# Coefficient of variation

In probability theory and statistics, the coefficient of variation (CV) is a normalized measure of dispersion of a probability distribution. It is defined as the ratio of the standard deviation $\ \sigma$ to the mean $\ \mu$:

$c_v = {\sigma \over \mu }$

This is only defined for non-zero mean, and is most useful for variables that are always positive. It is also known as unitized risk.

The coefficient of variation should only be computed for data measured on a ratio scale. It does not have any meaning for data on an interval scale.[1]

Standardized moments are similar ratios, $\frac{\mu_k}{\sigma^k}$, which are also dimensionless and scale invariant. The variance-to-mean ratio, σ2 / μ, is another similar ratio, but is not dimensionless, and hence not scale invariant.

See Normalization (statistics) for further ratios.

In signal processing, particularly image processing, the reciprocal ratio μ / σ is referred to as the signal to noise ratio.

## Comparison to standard deviation

The coefficient of variation is useful because the standard deviation of data must always be understood in the context of the mean of the data. The coefficient of variation is a dimensionless number. So when comparing between data sets with different units or wildly different means, one should use the coefficient of variation for comparison instead of the standard deviation.

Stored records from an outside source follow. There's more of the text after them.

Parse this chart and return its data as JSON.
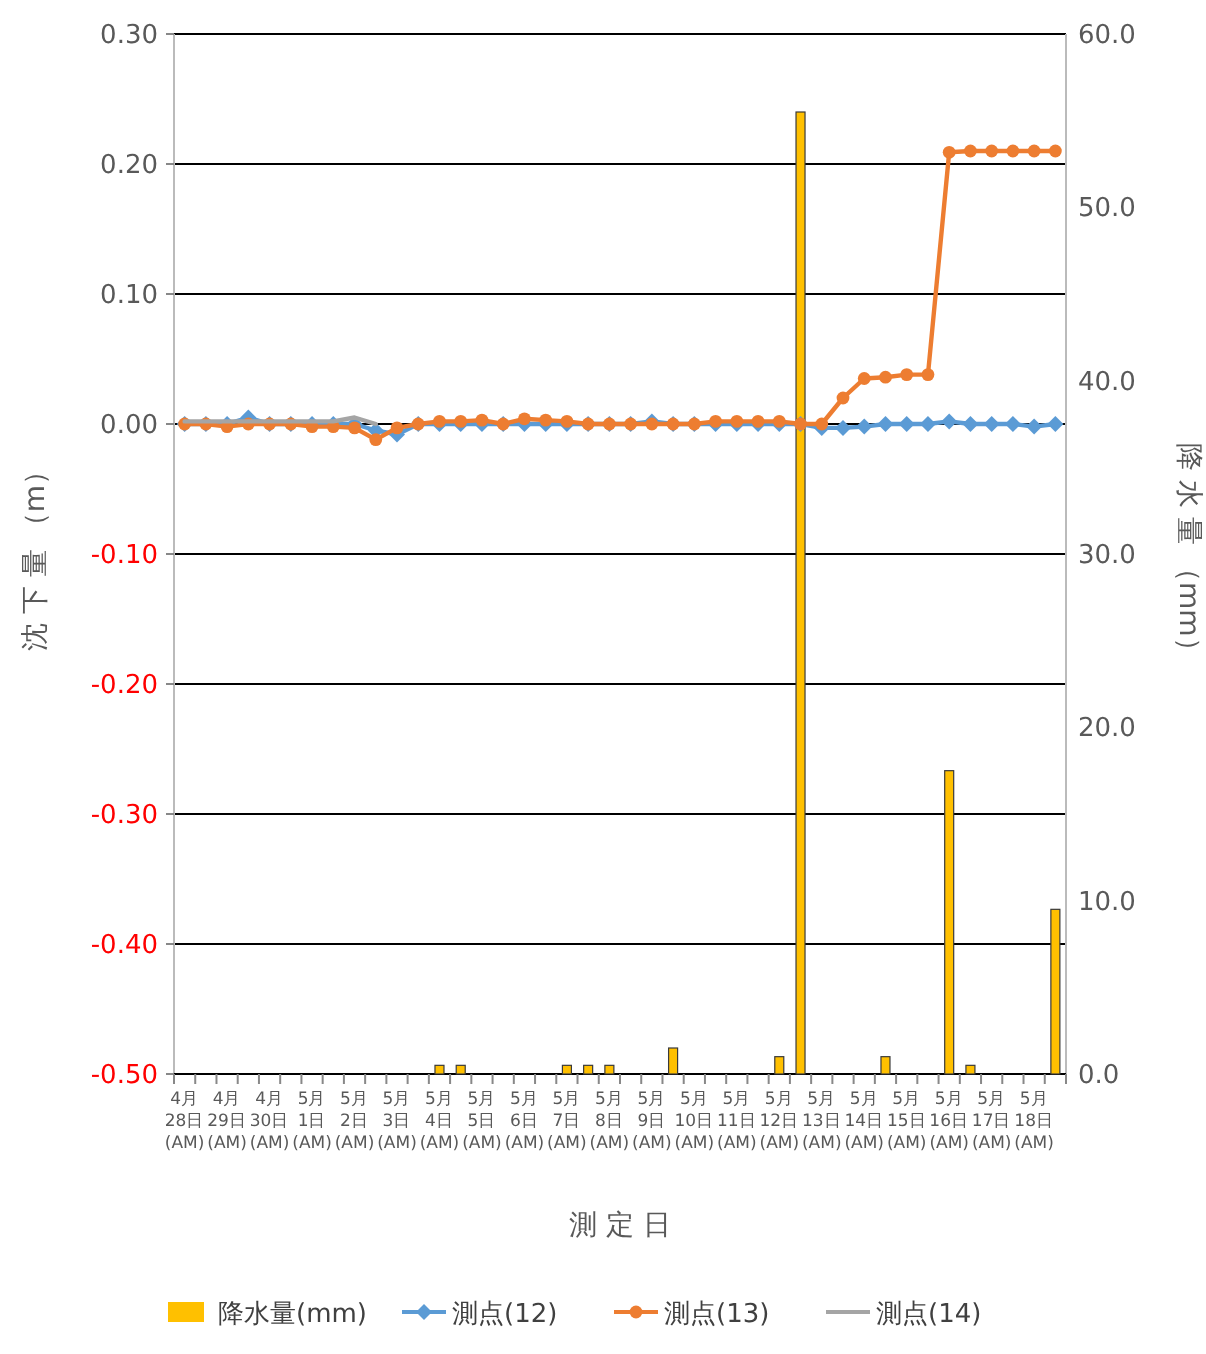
{
  "chart_data": {
    "type": "bar",
    "xlabel": "測 定 日",
    "ylabel": "沈 下 量 （m）",
    "y2label": "降 水 量 （mm）",
    "categories": [
      "4月 28日 (AM)",
      null,
      "4月 29日 (AM)",
      null,
      "4月 30日 (AM)",
      null,
      "5月 1日 (AM)",
      null,
      "5月 2日 (AM)",
      null,
      "5月 3日 (AM)",
      null,
      "5月 4日 (AM)",
      null,
      "5月 5日 (AM)",
      null,
      "5月 6日 (AM)",
      null,
      "5月 7日 (AM)",
      null,
      "5月 8日 (AM)",
      null,
      "5月 9日 (AM)",
      null,
      "5月 10日 (AM)",
      null,
      "5月 11日 (AM)",
      null,
      "5月 12日 (AM)",
      null,
      "5月 13日 (AM)",
      null,
      "5月 14日 (AM)",
      null,
      "5月 15日 (AM)",
      null,
      "5月 16日 (AM)",
      null,
      "5月 17日 (AM)",
      null,
      "5月 18日 (AM)",
      null
    ],
    "series": [
      {
        "name": "降水量(mm)",
        "axis": "y2",
        "color": "#ffc000",
        "values": [
          0,
          0,
          0,
          0,
          0,
          0,
          0,
          0,
          0,
          0,
          0,
          0,
          0.5,
          0.5,
          0,
          0,
          0,
          0,
          0.5,
          0.5,
          0.5,
          0,
          0,
          1.5,
          0,
          0,
          0,
          0,
          1,
          55.5,
          0,
          0,
          0,
          1,
          0,
          0,
          17.5,
          0.5,
          0,
          0,
          0,
          9.5
        ]
      },
      {
        "name": "測点(12)",
        "type": "line",
        "marker": "diamond",
        "color": "#5b9bd5",
        "values": [
          0,
          0,
          0,
          0.005,
          0,
          0,
          0,
          0,
          0,
          -0.005,
          -0.008,
          0,
          0,
          0,
          0,
          0,
          0,
          0,
          0,
          0,
          0,
          0,
          0.002,
          0,
          0,
          0,
          0,
          0,
          0,
          0,
          -0.003,
          -0.003,
          -0.002,
          0,
          0,
          0,
          0.002,
          0,
          0,
          0,
          -0.002,
          0
        ]
      },
      {
        "name": "測点(13)",
        "type": "line",
        "marker": "circle",
        "color": "#ed7d31",
        "values": [
          0,
          0,
          -0.002,
          0,
          0,
          0,
          -0.002,
          -0.002,
          -0.003,
          -0.012,
          -0.003,
          0,
          0.002,
          0.002,
          0.003,
          0,
          0.004,
          0.003,
          0.002,
          0,
          0,
          0,
          0,
          0,
          0,
          0.002,
          0.002,
          0.002,
          0.002,
          0,
          0,
          0.02,
          0.035,
          0.036,
          0.038,
          0.038,
          0.209,
          0.21,
          0.21,
          0.21,
          0.21,
          0.21
        ]
      },
      {
        "name": "測点(14)",
        "type": "line",
        "marker": "none",
        "color": "#a5a5a5",
        "values": [
          0.002,
          0.002,
          0.002,
          0.002,
          0.002,
          0.002,
          0.002,
          0.002,
          0.005,
          0,
          null,
          null,
          null,
          null,
          null,
          null,
          null,
          null,
          null,
          null,
          null,
          null,
          null,
          null,
          null,
          null,
          null,
          null,
          null,
          null,
          null,
          null,
          null,
          null,
          null,
          null,
          null,
          null,
          null,
          null,
          null,
          null
        ]
      }
    ],
    "ylim": [
      -0.5,
      0.3
    ],
    "yticks": [
      {
        "value": -0.5,
        "label": "-0.50"
      },
      {
        "value": -0.4,
        "label": "-0.40"
      },
      {
        "value": -0.3,
        "label": "-0.30"
      },
      {
        "value": -0.2,
        "label": "-0.20"
      },
      {
        "value": -0.1,
        "label": "-0.10"
      },
      {
        "value": 0,
        "label": "0.00"
      },
      {
        "value": 0.1,
        "label": "0.10"
      },
      {
        "value": 0.2,
        "label": "0.20"
      },
      {
        "value": 0.3,
        "label": "0.30"
      }
    ],
    "y2lim": [
      0,
      60
    ],
    "y2ticks": [
      {
        "value": 0,
        "label": "0.0"
      },
      {
        "value": 10,
        "label": "10.0"
      },
      {
        "value": 20,
        "label": "20.0"
      },
      {
        "value": 30,
        "label": "30.0"
      },
      {
        "value": 40,
        "label": "40.0"
      },
      {
        "value": 50,
        "label": "50.0"
      },
      {
        "value": 60,
        "label": "60.0"
      }
    ],
    "grid": "y",
    "legend": "bottom"
  }
}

• When the mean value is near zero, the coefficient of variation is sensitive to small changes in the mean, limiting its usefulness.
• Unlike the standard deviation, it cannot be used to construct confidence intervals for the mean.

## Applications

The coefficient of variation is also common in applied probability fields such as renewal theory, queueing theory, and reliability theory. In these fields, the exponential distribution is often more important than the normal distribution. The standard deviation of an exponential distribution is equal to its mean, so its coefficient of variation is equal to 1. Distributions with CV < 1 (such as an Erlang distribution) are considered low-variance, while those with CV > 1 (such as a hyper-exponential distribution) are considered high-variance. Some formulas in these fields are expressed using the squared coefficient of variation, often abbreviated SCV. In modeling, a variation of the CV is the CV(RMSD). Essentially the CV(RMSD) replaces the standard deviation term with the Root Mean Square Deviation (RMSD).